NUL’s AVR uses the following CORS configuration on the S3 bucket hosting its derivatives:

<?xml version="1.0" encoding="UTF-8"?>
<CORSConfiguration xmlns="http://s3.amazonaws.com/doc/2006-03-01/">
<CORSRule>
    <AllowedOrigin>*.northwestern.edu</AllowedOrigin>
    <AllowedMethod>GET</AllowedMethod>
    <MaxAgeSeconds>3000</MaxAgeSeconds>
    <AllowedHeader>Authorization</AllowedHeader>
    <AllowedHeader>Access-Control-Allow-Origin</AllowedHeader>
</CORSRule>
</CORSConfiguration>

This does not affect any given client’s authorization to retrieve content from the bucket. (That’s handled by CloudFront via request signing.) All it does is make sure that any request containing an Origin: some.server.at.northwestern.edu header receives a response that includes an Access-Control-Allow-Origin: some.server.at.northwestern.edu, and that any request that does not specify a northwestern.edu origin doesn’t get an Access-Control-Allow-Origin response header at all.

Caching

This is where things get dicey. Even with the correct CORS configuration on the S3 bucket, we found that some content simply failed to stream (or load) on Chrome and/or Firefox. The effect was inconsistent between browsers, different versions of the same browser, and even among different items being streamed to the same browser within the same session.

By default, CloudFront caches responses based on URL alone.
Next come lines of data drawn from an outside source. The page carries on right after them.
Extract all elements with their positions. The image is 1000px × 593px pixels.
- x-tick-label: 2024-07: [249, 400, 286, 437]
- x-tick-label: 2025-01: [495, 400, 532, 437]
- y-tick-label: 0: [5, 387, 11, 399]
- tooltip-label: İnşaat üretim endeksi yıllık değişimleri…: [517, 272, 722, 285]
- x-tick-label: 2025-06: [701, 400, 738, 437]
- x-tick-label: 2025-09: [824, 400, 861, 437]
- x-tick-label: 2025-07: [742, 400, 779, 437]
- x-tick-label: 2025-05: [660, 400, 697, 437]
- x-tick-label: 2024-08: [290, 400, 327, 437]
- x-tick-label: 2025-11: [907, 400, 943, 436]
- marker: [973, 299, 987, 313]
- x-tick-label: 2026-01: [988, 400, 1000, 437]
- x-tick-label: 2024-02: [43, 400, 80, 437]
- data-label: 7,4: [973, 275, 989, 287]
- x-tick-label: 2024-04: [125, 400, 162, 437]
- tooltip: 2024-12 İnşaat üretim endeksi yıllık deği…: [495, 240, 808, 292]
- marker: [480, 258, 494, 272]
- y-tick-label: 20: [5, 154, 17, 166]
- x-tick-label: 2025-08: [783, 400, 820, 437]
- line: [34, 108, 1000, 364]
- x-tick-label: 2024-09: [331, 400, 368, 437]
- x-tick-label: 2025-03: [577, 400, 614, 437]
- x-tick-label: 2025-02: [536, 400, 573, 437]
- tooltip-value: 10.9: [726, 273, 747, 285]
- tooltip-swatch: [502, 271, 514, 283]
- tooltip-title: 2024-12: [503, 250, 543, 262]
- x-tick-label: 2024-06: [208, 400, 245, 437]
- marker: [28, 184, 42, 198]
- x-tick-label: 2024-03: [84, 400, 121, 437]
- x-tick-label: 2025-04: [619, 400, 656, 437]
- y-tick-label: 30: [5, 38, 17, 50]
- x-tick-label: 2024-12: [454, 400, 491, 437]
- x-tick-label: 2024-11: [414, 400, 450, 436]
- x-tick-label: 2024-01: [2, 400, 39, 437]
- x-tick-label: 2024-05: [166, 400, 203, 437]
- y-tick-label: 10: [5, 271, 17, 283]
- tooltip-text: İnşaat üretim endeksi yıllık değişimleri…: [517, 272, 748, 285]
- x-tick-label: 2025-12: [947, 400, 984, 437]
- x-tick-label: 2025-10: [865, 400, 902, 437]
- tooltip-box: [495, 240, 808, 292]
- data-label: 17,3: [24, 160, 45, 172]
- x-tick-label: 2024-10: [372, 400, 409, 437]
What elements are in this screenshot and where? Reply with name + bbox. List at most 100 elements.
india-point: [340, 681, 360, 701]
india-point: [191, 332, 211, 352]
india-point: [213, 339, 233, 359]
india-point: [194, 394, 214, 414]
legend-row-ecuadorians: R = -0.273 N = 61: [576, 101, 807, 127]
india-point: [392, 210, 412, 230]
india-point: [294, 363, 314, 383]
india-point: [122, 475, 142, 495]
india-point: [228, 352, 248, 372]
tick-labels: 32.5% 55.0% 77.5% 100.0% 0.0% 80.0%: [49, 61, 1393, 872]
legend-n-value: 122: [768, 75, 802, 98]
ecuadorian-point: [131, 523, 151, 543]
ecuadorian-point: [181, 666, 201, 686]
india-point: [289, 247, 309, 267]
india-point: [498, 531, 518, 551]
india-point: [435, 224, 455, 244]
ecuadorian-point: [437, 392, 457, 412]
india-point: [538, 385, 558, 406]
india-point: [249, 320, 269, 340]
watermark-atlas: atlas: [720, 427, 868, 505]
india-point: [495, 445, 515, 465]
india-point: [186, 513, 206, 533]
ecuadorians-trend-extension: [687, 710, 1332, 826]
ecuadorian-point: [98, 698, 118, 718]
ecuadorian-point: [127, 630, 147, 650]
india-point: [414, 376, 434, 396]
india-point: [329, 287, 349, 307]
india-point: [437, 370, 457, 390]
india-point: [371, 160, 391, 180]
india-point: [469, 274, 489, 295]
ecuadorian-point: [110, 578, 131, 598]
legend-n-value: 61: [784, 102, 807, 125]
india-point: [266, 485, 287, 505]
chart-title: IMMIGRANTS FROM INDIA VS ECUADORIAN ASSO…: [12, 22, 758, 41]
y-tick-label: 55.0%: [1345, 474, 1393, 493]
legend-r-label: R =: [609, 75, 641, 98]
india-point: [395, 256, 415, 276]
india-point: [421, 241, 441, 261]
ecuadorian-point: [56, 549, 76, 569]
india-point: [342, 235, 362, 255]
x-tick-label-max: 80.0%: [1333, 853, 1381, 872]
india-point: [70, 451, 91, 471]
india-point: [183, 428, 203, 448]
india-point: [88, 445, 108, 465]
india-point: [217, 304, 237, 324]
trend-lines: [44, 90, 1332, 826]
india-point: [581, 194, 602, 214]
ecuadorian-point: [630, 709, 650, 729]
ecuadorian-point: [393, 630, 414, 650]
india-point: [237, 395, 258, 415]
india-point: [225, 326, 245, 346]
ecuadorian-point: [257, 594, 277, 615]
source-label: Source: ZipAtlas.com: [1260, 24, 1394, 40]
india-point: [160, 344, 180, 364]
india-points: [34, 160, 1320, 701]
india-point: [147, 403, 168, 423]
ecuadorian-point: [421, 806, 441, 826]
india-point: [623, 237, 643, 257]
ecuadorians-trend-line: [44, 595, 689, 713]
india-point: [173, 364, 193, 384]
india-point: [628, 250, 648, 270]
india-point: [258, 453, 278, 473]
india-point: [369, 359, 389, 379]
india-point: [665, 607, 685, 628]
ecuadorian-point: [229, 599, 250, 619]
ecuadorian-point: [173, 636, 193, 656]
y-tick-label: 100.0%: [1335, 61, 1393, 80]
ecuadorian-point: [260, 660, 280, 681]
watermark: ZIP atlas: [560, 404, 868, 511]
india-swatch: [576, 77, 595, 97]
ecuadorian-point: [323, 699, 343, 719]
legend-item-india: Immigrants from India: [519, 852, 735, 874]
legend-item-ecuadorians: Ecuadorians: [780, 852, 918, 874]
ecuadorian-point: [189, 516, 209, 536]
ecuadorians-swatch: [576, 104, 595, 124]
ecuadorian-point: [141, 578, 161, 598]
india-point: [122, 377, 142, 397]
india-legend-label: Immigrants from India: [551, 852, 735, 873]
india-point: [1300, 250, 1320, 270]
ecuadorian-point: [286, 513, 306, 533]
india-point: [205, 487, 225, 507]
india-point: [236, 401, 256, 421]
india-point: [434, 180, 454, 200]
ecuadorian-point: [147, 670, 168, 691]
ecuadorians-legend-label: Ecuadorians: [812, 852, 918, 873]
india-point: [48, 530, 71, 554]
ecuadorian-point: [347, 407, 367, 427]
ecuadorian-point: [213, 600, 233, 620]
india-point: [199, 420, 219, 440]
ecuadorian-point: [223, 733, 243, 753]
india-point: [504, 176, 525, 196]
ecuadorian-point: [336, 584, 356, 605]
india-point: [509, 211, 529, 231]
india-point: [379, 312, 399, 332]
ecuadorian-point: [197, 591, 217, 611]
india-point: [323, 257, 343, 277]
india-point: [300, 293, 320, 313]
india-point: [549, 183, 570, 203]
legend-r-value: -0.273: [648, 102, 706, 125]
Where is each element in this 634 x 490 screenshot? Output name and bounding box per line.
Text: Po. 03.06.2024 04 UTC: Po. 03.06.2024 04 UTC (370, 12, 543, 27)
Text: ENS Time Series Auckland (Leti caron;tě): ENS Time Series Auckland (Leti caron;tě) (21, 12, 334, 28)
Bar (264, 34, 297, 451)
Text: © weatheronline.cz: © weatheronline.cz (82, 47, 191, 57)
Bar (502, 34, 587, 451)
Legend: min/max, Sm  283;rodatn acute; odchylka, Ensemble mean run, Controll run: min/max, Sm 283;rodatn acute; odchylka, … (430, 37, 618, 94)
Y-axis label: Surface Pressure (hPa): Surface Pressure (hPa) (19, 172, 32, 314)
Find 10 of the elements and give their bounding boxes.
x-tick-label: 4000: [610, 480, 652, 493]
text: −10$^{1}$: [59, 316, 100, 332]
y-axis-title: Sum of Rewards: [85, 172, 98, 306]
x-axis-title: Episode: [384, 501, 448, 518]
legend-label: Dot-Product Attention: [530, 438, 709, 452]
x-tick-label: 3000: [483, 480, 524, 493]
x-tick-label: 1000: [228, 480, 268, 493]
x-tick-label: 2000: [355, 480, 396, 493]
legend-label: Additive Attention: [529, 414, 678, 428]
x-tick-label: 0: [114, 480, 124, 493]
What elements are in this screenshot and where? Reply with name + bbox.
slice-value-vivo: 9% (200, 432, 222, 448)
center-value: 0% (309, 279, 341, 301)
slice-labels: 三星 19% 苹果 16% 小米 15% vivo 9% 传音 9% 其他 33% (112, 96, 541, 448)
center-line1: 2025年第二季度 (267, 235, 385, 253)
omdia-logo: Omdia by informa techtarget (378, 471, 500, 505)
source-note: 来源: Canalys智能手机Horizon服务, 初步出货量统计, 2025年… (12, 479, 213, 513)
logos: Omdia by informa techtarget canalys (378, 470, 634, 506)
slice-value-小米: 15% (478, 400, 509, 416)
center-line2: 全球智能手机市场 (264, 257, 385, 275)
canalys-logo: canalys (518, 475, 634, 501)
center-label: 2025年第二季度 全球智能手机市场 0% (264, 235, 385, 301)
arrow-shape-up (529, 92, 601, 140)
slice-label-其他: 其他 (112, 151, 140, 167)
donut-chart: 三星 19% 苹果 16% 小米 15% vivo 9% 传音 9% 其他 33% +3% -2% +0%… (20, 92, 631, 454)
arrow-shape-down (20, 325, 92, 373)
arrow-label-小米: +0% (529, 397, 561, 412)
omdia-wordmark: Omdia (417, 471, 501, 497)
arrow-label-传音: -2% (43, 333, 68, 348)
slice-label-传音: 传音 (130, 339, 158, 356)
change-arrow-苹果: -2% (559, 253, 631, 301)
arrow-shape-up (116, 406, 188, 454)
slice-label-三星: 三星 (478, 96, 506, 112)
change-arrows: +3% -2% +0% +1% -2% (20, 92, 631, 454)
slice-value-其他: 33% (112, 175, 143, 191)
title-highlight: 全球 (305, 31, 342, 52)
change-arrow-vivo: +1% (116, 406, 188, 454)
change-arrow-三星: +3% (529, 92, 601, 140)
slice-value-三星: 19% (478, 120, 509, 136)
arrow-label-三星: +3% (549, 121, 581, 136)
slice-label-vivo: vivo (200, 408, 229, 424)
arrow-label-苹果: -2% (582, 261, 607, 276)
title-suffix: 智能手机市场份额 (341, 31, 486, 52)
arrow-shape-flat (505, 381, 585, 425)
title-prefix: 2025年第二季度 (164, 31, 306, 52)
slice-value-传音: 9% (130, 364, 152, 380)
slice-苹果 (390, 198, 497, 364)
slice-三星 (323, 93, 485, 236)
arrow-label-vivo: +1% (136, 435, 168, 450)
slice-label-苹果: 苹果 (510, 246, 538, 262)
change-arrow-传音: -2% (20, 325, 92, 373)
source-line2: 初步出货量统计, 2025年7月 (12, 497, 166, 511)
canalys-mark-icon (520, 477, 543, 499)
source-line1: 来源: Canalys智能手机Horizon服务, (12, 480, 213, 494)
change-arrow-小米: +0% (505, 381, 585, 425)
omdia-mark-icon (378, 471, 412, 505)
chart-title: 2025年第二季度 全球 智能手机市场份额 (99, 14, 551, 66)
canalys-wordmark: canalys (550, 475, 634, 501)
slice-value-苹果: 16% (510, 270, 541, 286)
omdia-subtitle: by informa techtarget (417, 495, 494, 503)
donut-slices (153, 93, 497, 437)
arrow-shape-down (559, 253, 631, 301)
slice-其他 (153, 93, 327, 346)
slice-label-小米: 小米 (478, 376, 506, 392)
That means that if the first request for a resource comes in without the proper Origin header, the response that will be cached and sent in response to all other requests for that same URL will not contain the Access-Control-Allow-Origin header the browser wants, regardless of whether those requests contain the proper Origin header. It is therefore possible for the client to send the correct Origin header and get a response that does not include a correct and meaningful Access-Control-Allow-Origin header, depending on what is in the CloudFront cache.

The solution is to change CloudFront’s caching strategy. Instead of using only the URL as the cache key, CloudFront can use the URL plus the values of certain headers. Turning on (“whitelisting”) the Origin header as part of the cache key guards against the cache misfire above, at the expense of some caching efficiency. For example, CloudFront now needs to cache a separate copy of the same content at the same URL for every Origin header that comes in.

Browser Differences

The reason Chrome and Firefox were affected (in different ways) while Safari was not has to do with their request strategies. Firefox seems to make a bare (Origin-less) request for every .m3u8 playlist file before making a proper CORS request, which can poison the cache right off the bat. Chrome does something similar. Testing multiple browsers at once and switching back and forth can do unpredictable things based on these request behaviors.

Safari, on the other hand, sends an OPTIONS request before its GET request in order to determine whether a resource is CORS-authorized. Since CloudFront (by default) never caches responses to OPTIONS requests, Safari’s CORS decision making is free from local or CloudFront cache interference.

Considerations for Other Servers

This issue may crop up even outside the context of AWS/CloudFront. If there is a caching proxy (e.g., squid) in front of the HTTP streaming server, it also needs to be configured to make Origin-based caching decisions, or modify the Access-Control-Allow-Origin header on the fly.